Not only did this system help our children to work on being a whole person, it also brought much peace to our family.
Now that I have adult kids and kids at home, I feel like I have come to a terrible realization: My children have been formed as much, or more, by my mistakes as they have by my wisdom. It has been humbling to hear adult kids gently recommend that I not fail the younger kids in certain ways that I failed them.
That said, I have also learned from them that my wife and I got a few things right. My wife’s S.C.O.R.E. System was one of them.
This was April’s genius way of helping our children discover a balanced life of love.
It worked like this: She gave them each a S.C.O.R.E. sheet giving them a specific goal to show virtue in each of their relationships — their relationship with God (Supernatural Spirit); brothers, sisters and friends (Courtesy); parents (Obedience); the household (Responsibility); and schoolwork (Excellence).
They would get a different colored point each day for meeting that virtue’s goals. Once they had a whole set —S.C.O.R.E. — they could turn it in for a gold point. Five gold points got a reward (movie, ice cream, special time with mom or dad, etc.).
This brilliantly incentivized them to be a whole person. The child who was good at schoolwork had to learn to be good at chore-time also. The child who was nice to parents had to learn to be nice to brothers and sisters and vice versa.
Here is the ideal in each virtue as she wrote it, with an example at the end.

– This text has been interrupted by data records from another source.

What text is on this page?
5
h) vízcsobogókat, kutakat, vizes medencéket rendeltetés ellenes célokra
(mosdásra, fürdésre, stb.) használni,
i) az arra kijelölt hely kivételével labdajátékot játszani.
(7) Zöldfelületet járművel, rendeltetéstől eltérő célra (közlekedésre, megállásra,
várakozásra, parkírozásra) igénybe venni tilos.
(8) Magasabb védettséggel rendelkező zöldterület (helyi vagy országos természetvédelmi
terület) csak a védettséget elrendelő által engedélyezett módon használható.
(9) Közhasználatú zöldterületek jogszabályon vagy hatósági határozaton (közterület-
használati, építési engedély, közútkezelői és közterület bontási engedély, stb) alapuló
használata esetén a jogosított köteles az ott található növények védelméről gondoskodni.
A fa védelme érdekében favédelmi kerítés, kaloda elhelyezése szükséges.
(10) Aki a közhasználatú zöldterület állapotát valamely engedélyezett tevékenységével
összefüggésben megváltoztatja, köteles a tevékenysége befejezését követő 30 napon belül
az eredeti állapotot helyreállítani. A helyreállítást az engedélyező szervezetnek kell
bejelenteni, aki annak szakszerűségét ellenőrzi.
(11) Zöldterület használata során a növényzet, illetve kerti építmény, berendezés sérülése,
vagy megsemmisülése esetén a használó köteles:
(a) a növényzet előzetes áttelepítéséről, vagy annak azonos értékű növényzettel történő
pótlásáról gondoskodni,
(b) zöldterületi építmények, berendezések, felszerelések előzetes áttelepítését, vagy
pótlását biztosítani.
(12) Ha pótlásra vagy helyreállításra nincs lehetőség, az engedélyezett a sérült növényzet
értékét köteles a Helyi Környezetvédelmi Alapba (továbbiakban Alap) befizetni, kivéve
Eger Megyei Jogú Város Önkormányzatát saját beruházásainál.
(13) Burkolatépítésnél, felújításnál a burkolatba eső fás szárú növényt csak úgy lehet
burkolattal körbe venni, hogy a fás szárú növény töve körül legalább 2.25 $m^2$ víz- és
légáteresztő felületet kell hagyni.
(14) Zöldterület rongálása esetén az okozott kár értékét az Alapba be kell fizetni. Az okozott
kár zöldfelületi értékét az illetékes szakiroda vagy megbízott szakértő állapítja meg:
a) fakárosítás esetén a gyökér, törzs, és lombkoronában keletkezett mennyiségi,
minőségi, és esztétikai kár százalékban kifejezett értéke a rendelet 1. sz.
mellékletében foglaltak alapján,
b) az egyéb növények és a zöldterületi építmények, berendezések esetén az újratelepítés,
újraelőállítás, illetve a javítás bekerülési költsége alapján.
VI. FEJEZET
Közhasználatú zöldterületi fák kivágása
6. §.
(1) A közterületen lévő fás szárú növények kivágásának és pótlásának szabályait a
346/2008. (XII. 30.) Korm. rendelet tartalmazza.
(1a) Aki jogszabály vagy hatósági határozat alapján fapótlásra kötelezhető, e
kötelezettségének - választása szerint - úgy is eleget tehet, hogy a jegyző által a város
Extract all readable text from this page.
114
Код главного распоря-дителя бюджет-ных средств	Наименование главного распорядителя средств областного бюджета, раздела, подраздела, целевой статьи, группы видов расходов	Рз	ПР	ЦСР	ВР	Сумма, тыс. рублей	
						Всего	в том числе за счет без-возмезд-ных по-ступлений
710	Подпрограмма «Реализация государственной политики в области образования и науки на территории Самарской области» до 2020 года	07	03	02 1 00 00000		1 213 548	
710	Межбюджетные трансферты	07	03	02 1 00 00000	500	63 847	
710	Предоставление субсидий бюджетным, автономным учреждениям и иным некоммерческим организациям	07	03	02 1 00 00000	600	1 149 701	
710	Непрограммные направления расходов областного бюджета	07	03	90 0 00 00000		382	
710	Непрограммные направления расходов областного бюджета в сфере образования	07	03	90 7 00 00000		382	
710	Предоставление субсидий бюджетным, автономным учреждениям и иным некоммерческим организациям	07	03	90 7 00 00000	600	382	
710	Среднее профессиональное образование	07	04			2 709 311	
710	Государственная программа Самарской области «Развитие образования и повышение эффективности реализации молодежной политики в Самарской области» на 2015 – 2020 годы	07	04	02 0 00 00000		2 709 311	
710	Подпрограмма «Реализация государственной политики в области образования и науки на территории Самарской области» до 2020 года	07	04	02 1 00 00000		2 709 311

I am a Disciple of Christ!
S is for Supernatural Spirit, which is how I love God by seeing everything around me as an opportunity to praise and serve him. Therefore I am careful about how I act during prayer times. I ask myself throughout the day, “What would Jesus do now?” Then I do it.
I am a Sister/Brother and Friend!
C is for courtesy, whichis how I love my sisters and brothers by thinking of them before myself. I am gentle in word and deed. I share, play fair, and use good manners. Being kind helps me to overlook others’ rough spots so that I can learn what it takes to be a real friend. This is what being a Christian is all about.
I am a Daughter or Son!
O is for Obedience, whichis how I love my mom and dad by honoring and respecting them. I listen carefully to what they say and respond to their requests right away with a pleasant attitude. I do not talk back, whine, or complain. The more I obey my parents, the easier it will be for me to obey God, and the happier our family will be.
I am a Citizen!
R is for Responsibility, which is how I show respect for my role in society — which for me is my home — by helping to do my part in keeping family activities orderly and peaceful. I do my chores promptly and happily, I follow the rules of the house and I respect our property. By following these guidelines, I help make our home a fun and safe place in which to work and play.
I am a Scholar!
E is for Excellence, which is how I show love for learning. I complete my assignments, participate in activities, and perform all my duties with enthusiasm, creativity and diligence. I do not quit or put others down. My positive attitude helps me overcome any obstacles. By trying my best in everything I attempt, I give glory to God and please my teachers.
So those are the virtues. Each child would be given a goal in each area.
For example, an 8-year-old might get a SCORE card that looks like this:
Ella’s SCORE goals
S: Audibly say prayers during family Rosary.
C: Use good manners at table, especially: sit properly on chair; use utensils, not fingers; chew with mouth closed.
O: Repeat back a parent’s request so I don’t forget; then do it; then ask, “Is there anything else?”
R: Unload dishwasher and set breakfast table (without daydreaming or getting sidetracked!).
E: Review spelling words daily.
Others would be tailored by age and child. A “Supernatural Spirit” goal for a 4- or 5-year-old may simply be to only sit, stand, or kneel during Rosary. A “Courtesy” goal for a bossy 10-year-old might be to speak with a kind voice (or “rewind” and try again after slipping up). A “Responsibility” goal for an older child who needs to be more engaged might be to check the younger kids’ “Responsibility” goals.